The jail environment is inherently dehumanizing, and Lindsay reiterates what many other Persephone Project facilitators have shared: time and again, the women involved express their profound appreciation for having one time per week when they felt that they were treated “like a human being.” In creating a safe space in which to be fully human, these women are afforded an opportunity to build self-awareness and life skills that can have a profound effect on their future lives, whether in or out of jail.

Lindsay comments on the fact that many women in these workshops have not yet learned how to be accountable or responsible for their behavior. In the group creative process used in the Persephone Project, all members are expected and encouraged to be present, to give deeply of themselves, to share their stories and support other group members in doing the same. Lindsay thinks that part of the key to the process working is presenting a non-hierarchical model. As a facilitator, Lindsay is indeed using her skills as an artist and instructor to provide structure and direction for the process. Yet, she is also participating in the activities herself as a member of the group, and encouraging an organic creative process integrating what the women themselves choose to focus on. This model of operation calls on the participants to each take responsibility for their part, and to be accountable to the other group members. “It’s team work,” comments Lindsay, “but it goes even deeper than that.”

I asked Lindsay about the rewards that she has personally experienced in being involved in this work.
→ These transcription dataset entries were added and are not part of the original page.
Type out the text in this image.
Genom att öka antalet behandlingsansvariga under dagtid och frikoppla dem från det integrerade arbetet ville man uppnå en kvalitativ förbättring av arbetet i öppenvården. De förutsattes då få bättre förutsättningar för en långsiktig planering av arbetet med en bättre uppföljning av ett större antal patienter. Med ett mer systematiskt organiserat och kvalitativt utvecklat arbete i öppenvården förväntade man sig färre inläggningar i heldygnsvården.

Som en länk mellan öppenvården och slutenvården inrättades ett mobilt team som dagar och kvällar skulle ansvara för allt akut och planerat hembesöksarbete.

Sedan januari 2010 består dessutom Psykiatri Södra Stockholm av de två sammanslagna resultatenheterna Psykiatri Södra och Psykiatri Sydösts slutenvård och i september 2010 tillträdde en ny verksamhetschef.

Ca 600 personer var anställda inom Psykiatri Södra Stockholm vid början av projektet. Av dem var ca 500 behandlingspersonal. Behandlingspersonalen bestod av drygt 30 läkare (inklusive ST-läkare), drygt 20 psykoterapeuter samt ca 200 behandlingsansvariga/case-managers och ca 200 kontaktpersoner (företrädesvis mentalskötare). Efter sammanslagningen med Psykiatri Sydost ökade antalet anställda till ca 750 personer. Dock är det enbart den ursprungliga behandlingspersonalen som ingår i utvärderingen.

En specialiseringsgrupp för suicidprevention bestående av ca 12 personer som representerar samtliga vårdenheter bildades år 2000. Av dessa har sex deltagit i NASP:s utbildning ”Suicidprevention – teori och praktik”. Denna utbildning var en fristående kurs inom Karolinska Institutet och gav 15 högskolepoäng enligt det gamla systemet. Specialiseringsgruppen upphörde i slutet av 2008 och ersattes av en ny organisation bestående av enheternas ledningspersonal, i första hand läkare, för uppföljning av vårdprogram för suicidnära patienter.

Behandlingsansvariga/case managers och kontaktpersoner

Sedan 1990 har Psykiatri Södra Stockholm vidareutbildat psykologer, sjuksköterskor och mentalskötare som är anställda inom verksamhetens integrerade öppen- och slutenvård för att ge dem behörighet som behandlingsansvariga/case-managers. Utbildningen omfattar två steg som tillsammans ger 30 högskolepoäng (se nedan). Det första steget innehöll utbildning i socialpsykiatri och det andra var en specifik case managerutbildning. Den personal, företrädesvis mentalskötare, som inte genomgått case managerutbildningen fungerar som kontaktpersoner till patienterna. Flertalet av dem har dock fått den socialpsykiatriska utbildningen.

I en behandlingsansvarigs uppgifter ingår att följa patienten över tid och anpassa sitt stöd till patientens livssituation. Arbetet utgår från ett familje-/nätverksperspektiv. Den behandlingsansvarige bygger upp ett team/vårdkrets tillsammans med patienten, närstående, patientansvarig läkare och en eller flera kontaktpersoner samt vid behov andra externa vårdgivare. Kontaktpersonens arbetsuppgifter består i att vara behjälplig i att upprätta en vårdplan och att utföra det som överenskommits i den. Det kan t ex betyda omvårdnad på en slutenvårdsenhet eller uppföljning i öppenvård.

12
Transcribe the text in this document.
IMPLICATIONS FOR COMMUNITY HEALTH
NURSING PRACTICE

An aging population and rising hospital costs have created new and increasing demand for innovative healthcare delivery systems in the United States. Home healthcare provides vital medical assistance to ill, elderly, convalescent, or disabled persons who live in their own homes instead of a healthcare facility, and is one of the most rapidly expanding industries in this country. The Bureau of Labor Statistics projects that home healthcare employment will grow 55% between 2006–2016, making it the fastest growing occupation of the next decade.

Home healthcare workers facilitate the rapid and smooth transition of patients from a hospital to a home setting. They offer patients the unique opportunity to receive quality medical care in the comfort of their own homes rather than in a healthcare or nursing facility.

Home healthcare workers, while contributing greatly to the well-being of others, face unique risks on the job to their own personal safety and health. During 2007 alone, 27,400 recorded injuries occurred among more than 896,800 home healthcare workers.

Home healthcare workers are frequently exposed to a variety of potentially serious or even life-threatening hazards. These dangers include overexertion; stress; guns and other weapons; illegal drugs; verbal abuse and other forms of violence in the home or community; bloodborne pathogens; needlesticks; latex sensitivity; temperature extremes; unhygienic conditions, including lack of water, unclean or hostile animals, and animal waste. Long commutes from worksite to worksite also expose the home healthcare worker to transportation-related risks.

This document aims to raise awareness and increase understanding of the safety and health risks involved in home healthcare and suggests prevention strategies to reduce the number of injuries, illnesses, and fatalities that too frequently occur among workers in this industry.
As a writer herself, she remarked that her own skills have improved through the discipline of doing all of the writing exercises along with the women – the collaborative process allows her to grow as an artist while she supports the participants.

Lindsay also confides that despite a certain balance that must be struck in terms of how involved or attached she becomes with participants, she feels that she has made authentic and deep connections with other women through the work. In one group, Lindsay encountered a number of women who were deeply troubled by past traumas. They all managed to rally around one another not only to provide moral support, but to provide practical information regarding resources and services that could be useful to one another. The receiving and spending of commissary money is a significant part of life in jail, and each penny spent is considered with great care. Therefore, when this particular group of participants presented Lindsay and Maia with flowers that had been purchased from pooling their precious commissary allotments, it was a profoundly moving experience.  Those flowers represented a great sacrifice on the part of the givers, and were no small comment on the significance of what was given to the women in those weeks of classes.

Lindsay’s dedication, enthusiasm, and sensitivity are qualities that make her a wonderful facilitator, one that we are truly lucky to have on the Still Point team. In her capacity to share the full depth and breadth of her own humanity, she helps others to see theirs.